- 1 Ne. 11:1 - Nephi has a vision
- 1 Nephi 8 does not clearly state whether Lehi experienced a dream or a vision, but 1 Nephi 11:1 makes it clear that Nephi experienced a waking vision: "[A]s I sat pondering in mine heart I was caught away in the Spirit of the Lord, yea, into an exceedingly high mountain, which I never had before seen, and upon which I never had before set my foot." The contents of the vision presented in this chapter are a prophetic view of the birth, ministry, and death of Jesus Christ.
- 1 Ne. 11:11 - the Spirit of the Lord
I spake unto him as a man speaketh; for I beheld that he was in the form of a man; yet nevertheless, I knew that it was the Spirit of the Lord; and he spake unto me as a man speaketh with another.This passage supports the LDS doctrine that the Holy Ghost is not some undefined Force but rather is a personnage of spirit with a localized and defined "spirit body" whose influence can nevertheless be felt universally.
- 1 Ne. 11:13-21 - the Virgin Birth
I beheld a virgin, and she was exceedingly fair and white.It is hard to imagine a clearer affirmation of the Virgin Birth. Yet, for some reason Evangelicals are convinced that Mormons hold a different view. Here's from the Encyclopdia of Mormonism entry under "Virgin Birth": "Mary, mother of Jesus Christ, was a virgin at the time of Jesus' birth.
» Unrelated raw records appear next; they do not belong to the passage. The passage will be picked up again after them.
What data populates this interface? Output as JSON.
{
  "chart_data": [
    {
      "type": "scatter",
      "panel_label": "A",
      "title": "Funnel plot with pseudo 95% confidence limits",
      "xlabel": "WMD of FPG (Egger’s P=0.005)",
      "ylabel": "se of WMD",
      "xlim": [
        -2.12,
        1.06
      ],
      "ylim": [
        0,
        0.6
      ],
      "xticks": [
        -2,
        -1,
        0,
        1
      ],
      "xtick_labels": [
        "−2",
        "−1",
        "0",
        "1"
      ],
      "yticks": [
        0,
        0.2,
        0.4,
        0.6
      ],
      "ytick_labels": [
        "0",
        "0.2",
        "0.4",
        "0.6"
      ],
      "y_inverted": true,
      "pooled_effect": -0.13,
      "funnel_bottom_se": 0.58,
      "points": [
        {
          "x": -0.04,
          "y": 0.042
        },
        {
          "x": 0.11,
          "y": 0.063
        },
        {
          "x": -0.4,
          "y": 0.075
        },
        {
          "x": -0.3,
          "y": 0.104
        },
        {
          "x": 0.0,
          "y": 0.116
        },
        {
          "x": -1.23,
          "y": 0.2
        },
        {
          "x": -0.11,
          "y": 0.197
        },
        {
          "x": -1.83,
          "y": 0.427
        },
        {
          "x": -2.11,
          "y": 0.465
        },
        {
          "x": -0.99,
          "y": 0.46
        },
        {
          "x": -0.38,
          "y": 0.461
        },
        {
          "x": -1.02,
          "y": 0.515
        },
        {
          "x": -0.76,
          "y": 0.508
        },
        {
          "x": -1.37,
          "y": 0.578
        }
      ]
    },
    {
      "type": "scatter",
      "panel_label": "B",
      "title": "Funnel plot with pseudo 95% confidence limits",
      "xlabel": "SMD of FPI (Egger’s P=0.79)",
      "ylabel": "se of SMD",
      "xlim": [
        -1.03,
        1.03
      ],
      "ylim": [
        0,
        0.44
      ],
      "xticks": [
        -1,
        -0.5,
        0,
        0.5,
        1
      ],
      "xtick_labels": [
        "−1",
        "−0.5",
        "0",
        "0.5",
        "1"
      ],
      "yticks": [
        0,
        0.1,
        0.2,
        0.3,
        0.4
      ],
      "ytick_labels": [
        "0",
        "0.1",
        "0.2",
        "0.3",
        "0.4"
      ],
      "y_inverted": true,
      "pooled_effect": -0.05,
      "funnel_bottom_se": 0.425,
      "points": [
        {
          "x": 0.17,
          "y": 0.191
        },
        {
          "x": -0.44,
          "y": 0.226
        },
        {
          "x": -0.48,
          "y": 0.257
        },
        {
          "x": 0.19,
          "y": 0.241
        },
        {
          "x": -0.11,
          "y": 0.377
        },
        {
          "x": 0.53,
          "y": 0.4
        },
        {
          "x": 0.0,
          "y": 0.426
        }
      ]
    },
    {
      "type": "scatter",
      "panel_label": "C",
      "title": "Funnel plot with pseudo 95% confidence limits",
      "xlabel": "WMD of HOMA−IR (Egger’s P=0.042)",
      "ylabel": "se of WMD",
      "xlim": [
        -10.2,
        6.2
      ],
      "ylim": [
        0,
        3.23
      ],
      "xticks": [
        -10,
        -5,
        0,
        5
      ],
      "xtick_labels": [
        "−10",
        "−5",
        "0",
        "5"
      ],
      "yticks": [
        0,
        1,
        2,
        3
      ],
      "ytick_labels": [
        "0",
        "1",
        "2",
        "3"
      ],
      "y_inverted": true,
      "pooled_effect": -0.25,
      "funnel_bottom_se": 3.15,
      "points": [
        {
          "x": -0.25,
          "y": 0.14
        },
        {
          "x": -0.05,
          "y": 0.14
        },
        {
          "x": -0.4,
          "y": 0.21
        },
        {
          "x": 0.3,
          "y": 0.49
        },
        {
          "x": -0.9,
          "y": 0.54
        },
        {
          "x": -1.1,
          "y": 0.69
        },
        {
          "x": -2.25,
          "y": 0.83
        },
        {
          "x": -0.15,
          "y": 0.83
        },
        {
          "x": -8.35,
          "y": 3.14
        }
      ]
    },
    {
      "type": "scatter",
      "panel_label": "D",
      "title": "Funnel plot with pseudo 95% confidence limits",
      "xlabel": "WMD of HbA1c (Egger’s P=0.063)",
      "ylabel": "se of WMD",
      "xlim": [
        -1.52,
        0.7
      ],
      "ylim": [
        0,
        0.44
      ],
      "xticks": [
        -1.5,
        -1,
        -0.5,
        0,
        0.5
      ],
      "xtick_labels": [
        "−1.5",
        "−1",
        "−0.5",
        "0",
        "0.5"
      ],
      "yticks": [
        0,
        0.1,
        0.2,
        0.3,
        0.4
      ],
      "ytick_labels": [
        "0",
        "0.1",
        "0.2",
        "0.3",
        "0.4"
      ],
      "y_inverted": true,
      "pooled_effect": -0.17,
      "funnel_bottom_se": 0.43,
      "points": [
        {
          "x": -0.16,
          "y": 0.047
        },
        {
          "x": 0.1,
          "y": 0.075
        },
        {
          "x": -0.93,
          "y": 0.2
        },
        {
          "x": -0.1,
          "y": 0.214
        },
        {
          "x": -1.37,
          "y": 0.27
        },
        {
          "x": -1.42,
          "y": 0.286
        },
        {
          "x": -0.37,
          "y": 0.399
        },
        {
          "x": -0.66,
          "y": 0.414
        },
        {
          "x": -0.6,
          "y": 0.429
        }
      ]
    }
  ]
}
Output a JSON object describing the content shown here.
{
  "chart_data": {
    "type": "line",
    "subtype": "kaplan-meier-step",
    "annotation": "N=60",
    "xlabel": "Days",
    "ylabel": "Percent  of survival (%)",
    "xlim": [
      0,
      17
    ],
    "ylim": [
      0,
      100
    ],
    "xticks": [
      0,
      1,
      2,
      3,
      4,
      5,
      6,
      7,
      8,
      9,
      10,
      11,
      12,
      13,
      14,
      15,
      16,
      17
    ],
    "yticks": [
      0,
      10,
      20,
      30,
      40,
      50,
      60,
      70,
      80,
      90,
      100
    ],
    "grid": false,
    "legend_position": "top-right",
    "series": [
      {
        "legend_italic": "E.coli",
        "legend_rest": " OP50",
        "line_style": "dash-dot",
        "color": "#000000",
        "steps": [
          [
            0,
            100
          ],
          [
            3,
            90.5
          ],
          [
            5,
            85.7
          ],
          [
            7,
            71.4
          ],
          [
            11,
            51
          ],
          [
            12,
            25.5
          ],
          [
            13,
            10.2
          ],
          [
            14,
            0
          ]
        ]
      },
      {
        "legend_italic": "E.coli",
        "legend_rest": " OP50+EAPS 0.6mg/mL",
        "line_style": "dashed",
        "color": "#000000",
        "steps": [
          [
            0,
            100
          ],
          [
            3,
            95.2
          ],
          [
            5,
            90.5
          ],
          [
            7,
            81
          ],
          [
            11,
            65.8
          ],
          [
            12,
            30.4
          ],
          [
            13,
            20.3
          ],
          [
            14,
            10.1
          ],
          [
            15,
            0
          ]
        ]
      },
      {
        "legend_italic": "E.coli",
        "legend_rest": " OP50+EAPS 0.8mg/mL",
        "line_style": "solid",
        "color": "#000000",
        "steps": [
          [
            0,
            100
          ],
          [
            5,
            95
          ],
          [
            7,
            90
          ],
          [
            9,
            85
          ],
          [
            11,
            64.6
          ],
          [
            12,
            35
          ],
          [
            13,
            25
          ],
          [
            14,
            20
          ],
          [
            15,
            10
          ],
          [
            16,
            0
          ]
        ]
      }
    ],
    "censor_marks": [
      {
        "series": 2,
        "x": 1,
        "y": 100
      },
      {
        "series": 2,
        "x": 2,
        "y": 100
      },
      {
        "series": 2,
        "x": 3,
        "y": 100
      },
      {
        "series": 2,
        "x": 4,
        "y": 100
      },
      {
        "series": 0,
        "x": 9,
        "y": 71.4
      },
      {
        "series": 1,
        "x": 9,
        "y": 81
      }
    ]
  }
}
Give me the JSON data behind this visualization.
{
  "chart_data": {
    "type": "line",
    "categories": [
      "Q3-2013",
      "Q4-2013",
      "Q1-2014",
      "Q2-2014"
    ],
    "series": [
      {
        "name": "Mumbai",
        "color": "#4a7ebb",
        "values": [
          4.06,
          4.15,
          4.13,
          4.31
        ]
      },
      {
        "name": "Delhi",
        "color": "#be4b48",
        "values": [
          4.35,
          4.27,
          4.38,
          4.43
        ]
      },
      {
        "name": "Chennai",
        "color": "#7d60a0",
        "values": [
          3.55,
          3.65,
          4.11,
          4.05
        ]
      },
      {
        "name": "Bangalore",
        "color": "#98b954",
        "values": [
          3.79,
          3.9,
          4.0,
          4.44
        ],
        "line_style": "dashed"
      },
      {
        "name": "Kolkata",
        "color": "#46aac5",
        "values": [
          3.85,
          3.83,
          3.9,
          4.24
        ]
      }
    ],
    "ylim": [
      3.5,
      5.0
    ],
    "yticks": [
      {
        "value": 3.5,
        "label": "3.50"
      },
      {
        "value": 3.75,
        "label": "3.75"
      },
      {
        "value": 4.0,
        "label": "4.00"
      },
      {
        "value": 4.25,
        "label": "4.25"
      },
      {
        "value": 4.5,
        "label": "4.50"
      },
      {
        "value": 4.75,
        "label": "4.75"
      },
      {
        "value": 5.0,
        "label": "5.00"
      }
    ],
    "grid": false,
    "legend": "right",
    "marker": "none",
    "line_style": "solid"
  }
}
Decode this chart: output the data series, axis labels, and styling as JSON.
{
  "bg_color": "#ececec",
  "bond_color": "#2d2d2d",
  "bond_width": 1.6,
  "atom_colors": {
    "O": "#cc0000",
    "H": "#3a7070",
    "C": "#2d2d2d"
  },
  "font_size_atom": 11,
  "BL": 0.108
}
Of Old Testament prophets, Isaiah alone foretold this circumstance (Isaiah 7:14), but Book of Mormon prophets also foresaw the virgin birth. ... Alma declared that Christ 'shall be born of Mary … a virgin … who shall … conceive by the power of the Holy Ghost and bring forth a son, yea, even the Son of God' (Alma 7:10)." Yes, scholars view this as a misreading of Isaiah 7:14, but that is a different question.
... [A]nd an angel came down and stood before me; and he said unto me: Nephi, what beholdest thou?
And I said unto him: A virgin, most beautiful and fair above all other virgins.
* * *
And he said unto me: Behold, the virgin whom thou seest is the mother of the Son of God, after the manner of the flesh.
And it came to pass that I beheld that she was carried away in the Spirit; and after she had been carried away in the Spirit for the space of a time the angel spake unto me, saying: Look!
And I looked and beheld the virgin again, bearing a child in her arms.
- 1 Ne. 11:33 - lifted up upon the cross | Christian symbols
And I, Nephi, saw that he was lifted up upon the cross and slain for the sins of the world.Chapter 11 makes reference to several traditional Christian symbols and terms that function as symbols: the Virgin Birth (v. 20), the Lamb of God (v. 21), the Tree of Life (v. 25), the Holy Ghost in the form of a dove (v. 27), and now in verse 33 the Cross. Mormons avoid the traditional, symbolic use of the cross.
Here's an explanation from the Encyclopedia of Mormonism again, item "Cross": "Latter-day Saints do not use the symbol of the cross in their architecture or in their chapels. They, like the earliest Christians, are reluctant to display the cross because they view the "good news" of the gospel as Christ's resurrection more than his crucifixion. ... Moreover, the cross, with its focus on the death of Christ, does not symbolize the message of a living, risen, exalted Lord who changes the lives of his followers. ... While the symbol of the cross is not visually displayed among the Latter-day Saints, the centrality of the Atonement is ever present in their observance of baptism, the Sacrament of the Lord's Supper, and the temple ordinances, and in their hymns and testimonies."
Eleanor Colton, "Virgin Birth," in Encyclopedia of Mormonism, Macmillan Pub. Co.: 1992.
Roger R. Keller, "Cross, in Encyclopedia of Mormonism, Macmillan Pub. Co.: 1992.